The wēkiu bug is important to scientists because it is an indicator of natural resource degradation due to human disturbance. It lives on the summit’s cinder cones, some of which have been altered for telescope facility construction. Thus, it is important to be able to monitor its status to assess the environmental impact of existing and future construction.
Observing the wēkiu in captivity
Because it is difficult to find and study the insects in their natural habitat, Rubinoff and Eiben developed “life tables” to observe them in the lab, discovering at what temperatures the insects grow best, and then finding those temperatures in their native environment. With the predictions created by raising the wēkiu bug in captivity at various temperatures over the course of three years, they have created a predictive model to monitor the growth of the wēkiu bug in its natural habitat.

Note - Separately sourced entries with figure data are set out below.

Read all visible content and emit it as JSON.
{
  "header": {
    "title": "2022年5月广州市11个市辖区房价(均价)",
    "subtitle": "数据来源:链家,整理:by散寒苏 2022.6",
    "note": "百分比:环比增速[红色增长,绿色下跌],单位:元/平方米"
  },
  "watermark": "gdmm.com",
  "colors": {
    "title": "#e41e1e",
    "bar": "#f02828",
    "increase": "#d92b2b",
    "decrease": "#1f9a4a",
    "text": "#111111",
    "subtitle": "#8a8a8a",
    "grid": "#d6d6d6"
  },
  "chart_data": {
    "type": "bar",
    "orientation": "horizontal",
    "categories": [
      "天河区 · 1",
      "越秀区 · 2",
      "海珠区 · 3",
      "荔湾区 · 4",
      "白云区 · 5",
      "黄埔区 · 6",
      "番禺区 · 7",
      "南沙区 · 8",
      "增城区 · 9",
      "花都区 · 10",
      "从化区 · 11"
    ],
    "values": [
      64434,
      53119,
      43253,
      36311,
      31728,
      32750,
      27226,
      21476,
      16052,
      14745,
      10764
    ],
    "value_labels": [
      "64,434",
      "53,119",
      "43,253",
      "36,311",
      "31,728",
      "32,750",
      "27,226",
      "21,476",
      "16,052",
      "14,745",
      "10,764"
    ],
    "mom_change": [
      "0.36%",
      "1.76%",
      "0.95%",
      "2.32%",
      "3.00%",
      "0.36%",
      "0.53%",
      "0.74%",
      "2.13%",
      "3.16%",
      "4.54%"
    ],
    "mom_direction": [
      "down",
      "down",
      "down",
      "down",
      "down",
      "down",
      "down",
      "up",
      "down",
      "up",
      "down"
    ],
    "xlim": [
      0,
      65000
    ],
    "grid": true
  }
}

This method was originally created to study agricultural pests, so farmers would be able to apply insecticides at the optimal time of day and during the correct growth stage on the host plant. Explains Rubinoff, “Ultimately, by using a model designed to control pest bugs in fields, we have offered a way to help save a special insect restricted to the highest peaks of Hawaiʻi’s tallest volcano.”

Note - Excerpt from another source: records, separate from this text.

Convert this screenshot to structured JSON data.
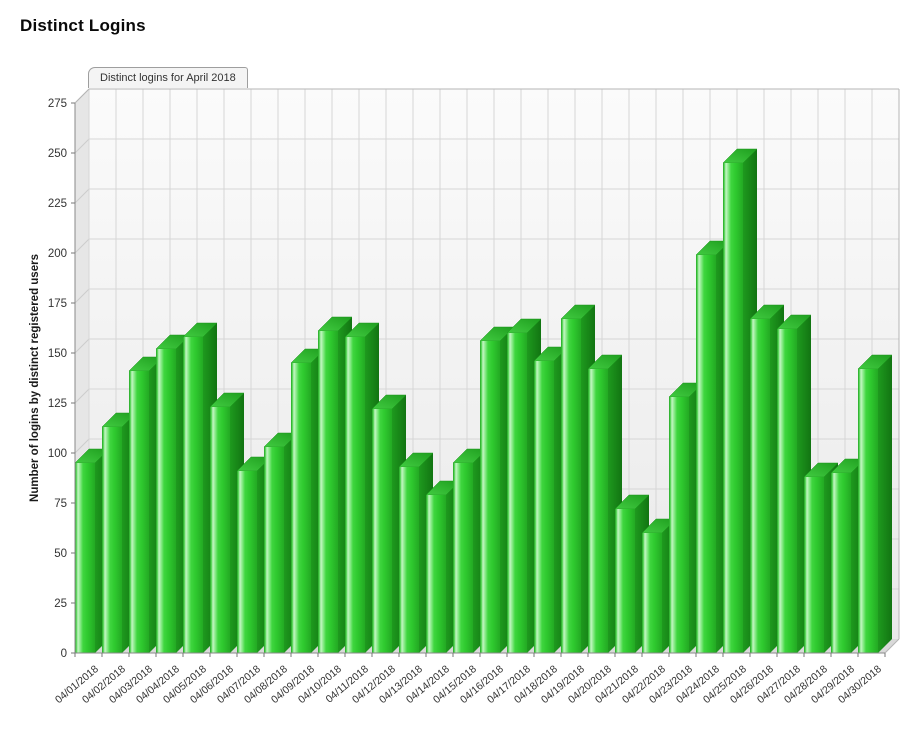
{
  "page": {
    "title": "Distinct Logins"
  },
  "chart": {
    "tab_label": "Distinct logins for April 2018"
  },
  "chart_data": {
    "type": "bar",
    "style": "3d-vertical-bars",
    "title": "Distinct logins for April 2018",
    "categories": [
      "04/01/2018",
      "04/02/2018",
      "04/03/2018",
      "04/04/2018",
      "04/05/2018",
      "04/06/2018",
      "04/07/2018",
      "04/08/2018",
      "04/09/2018",
      "04/10/2018",
      "04/11/2018",
      "04/12/2018",
      "04/13/2018",
      "04/14/2018",
      "04/15/2018",
      "04/16/2018",
      "04/17/2018",
      "04/18/2018",
      "04/19/2018",
      "04/20/2018",
      "04/21/2018",
      "04/22/2018",
      "04/23/2018",
      "04/24/2018",
      "04/25/2018",
      "04/26/2018",
      "04/27/2018",
      "04/28/2018",
      "04/29/2018",
      "04/30/2018"
    ],
    "values": [
      95,
      113,
      141,
      152,
      158,
      123,
      91,
      103,
      145,
      161,
      158,
      122,
      93,
      79,
      95,
      156,
      160,
      146,
      167,
      142,
      72,
      60,
      128,
      199,
      245,
      167,
      162,
      88,
      90,
      142
    ],
    "xlabel": "",
    "ylabel": "Number of logins by distinct registered users",
    "ylim": [
      0,
      275
    ],
    "ytick_step": 25,
    "grid": true,
    "legend_position": "none",
    "bar_color": "#33cc33",
    "bar_color_dark": "#1a8a1a",
    "bar_highlight": "#c4f6c4"
  }
}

Research helps in conservation efforts
Many insects that should be considered for conservation are often overlooked because of a lack of data due to the insects’ secretive habits. The detailed information necessary to monitor insect populations and range is often difficult to acquire, especially for rare species in remote areas.
The experiments by Rubinoff and Eiben can be used to help conservation efforts of rare insects by allowing researchers to optimize their field monitoring methods and timing, only searching for species of concern in places and at times that match rare insects’ preferred conditions.
That means that, for the wēkiu bug, there are fewer potential impacts on the summit from looking for the insects at the wrong times, and more efficient and cost-effective fieldwork. Most importantly, if there are ever negative impacts to the wēkiu bug populations, researchers and land managers will be able to discover this decline faster and, hopefully, work to help them recover.